Il dialetto è stata la lingua madre degli italiani, anche di quelli che ora hanno una certa età, a metterlo in disparte sono state le forti trasformazioni della società italiana del dopoguerra. I dialetti sono parlate molto idiomatiche, similitudini e proverbi desunti dal mondo reale, non hanno sostantivi astratti, questi sono in italiano (virtù, libertà, dignità…).
Per esigenze funzionali e organizzative e della nuova comunicazione audiovisiva si è imposto l’uso di un italiano comune e le specifiche identità locali del parlare andrebbero perse se non ci fosse chi scrive nel proprio dialetto per salvarlo, per lasciare testimonianza di un bene culturale importante a cui anche gli accademici della lingua e della storia letteraria cominciano a dare importanza. La storia della letteratura italiana inizia nel sec. XIII con composizioni in almeno sette dialetti o lingua del popolo, il volgare: quello toscano e precisamente il volgare fiorentino diventa la lingua nazionale per l’eccezionale grazia che ci ha dato all’inizio due fiorentini del livello di Dante e Boccaccio e l’aretino Petrarca. Scrittori dialettali importanti si trovano in ogni periodo (Maggi, Porta, Belli, Trilussa, Marin..).

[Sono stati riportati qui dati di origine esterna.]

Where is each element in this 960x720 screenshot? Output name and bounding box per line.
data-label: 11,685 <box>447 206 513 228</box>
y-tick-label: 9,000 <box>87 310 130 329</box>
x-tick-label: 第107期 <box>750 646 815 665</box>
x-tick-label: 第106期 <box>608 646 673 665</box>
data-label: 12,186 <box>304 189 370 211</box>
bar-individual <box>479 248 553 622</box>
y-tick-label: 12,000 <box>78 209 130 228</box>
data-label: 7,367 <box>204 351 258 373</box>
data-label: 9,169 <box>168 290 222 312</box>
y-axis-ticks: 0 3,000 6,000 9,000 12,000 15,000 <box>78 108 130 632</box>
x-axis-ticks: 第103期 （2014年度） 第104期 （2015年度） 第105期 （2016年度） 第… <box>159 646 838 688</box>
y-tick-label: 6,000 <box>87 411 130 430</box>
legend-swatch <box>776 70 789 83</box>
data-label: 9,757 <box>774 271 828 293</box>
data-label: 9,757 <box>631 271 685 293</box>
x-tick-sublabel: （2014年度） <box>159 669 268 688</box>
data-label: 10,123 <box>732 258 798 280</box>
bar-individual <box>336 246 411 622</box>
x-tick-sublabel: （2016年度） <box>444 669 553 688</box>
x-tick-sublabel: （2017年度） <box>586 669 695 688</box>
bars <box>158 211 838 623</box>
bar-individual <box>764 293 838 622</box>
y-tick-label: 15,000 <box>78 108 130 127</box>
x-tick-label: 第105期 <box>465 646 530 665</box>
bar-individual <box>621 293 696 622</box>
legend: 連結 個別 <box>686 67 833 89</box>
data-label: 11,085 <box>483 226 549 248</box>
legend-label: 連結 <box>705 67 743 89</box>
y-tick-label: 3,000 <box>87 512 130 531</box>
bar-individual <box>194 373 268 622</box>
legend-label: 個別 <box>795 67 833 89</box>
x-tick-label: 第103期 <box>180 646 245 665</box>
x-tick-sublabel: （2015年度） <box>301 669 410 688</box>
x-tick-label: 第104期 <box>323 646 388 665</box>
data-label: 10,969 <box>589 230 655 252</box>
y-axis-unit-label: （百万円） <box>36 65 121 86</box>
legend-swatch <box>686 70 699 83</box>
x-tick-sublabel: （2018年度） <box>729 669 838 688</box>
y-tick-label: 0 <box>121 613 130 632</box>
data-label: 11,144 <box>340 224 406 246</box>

Veniamo a Pontremoli: sono davvero tanti gli autori di piccoli volumi in dialetto pontremolese. In vetrina di recente è esposto un piccolo libro di Giorgio Rabuffi (“Poesie e racconti in pontremolese”, pagg. 68) con venti composizioni scritte, con solo pochi segni diacritici della linguistica, come in presa diretta nel dialetto del centro storico, che presenta già alcune differenze dalle zone esterne alla penisoletta tra la Magra e il Verde.
Trascorre in tutte un delicato sentimento di nostalgia, l’elegia è la “ninfa gentile” che addolcisce i ricordi amari del minestrone di guerra, la povertà delle vesti o rifà vive le gioie degli amori dichiarati nella notte di Natale o nella domestica quiete di casa, le scalate al monte Marmagna nell’esuberanza dell’adolescenza, ancora ignari che la vita se ne va e diventa i tuoi “amarcord” o il manifesto, “tabèla” a cui dare un’occhiata rapida in fondo al ponte Zambeccari Giorgio Rabuffi racconta aneddoti coloriti, scenette di vita quotidiana, scherzi esilaranti, abitudini, persone care come nonna Angiolina, piccina piccina ma con una gran fibra, emblema di tutte quelle mamme che non avevano paura a fare e nutrire figli nelle ristrettezze consuete e diventate esasperate nei mesi della guerra. Sopravvivere si poteva con la farina di castagne consumata in tutte le ricette; sfollato a Bassone, paese di brava gente, gentili, educati e lavoratori, ne aveva mangiato tanta, ma poi basta! Per decenni scappò la voglia.
Anche l’autarchia aveva portato a tirar la cintola, a tagliare sottile le cose con la scorza “cun la man dal barbér”, a usare biciclette rattoppate, e il ciabattino Balaben riparava le scarpe usurate dal frenare. Sentimenti, situazioni difficili di persone che però non tradivano la loro dignità, solidali, con qualche limite ma senza mancare di rispetto: per questi aspetti un tempo di buon ricordo ma per le condizioni pratiche del vivere speriamo che non ritorni. Il volumetto oltre ai contenuti si arricchisce di commento figurativo per ogni composizione, disegni in tonalità del marrone a sfondo pontremolese che rivelano la mano artistica dell’autore, un bene di famiglia ereditato dal figlio Alessandro.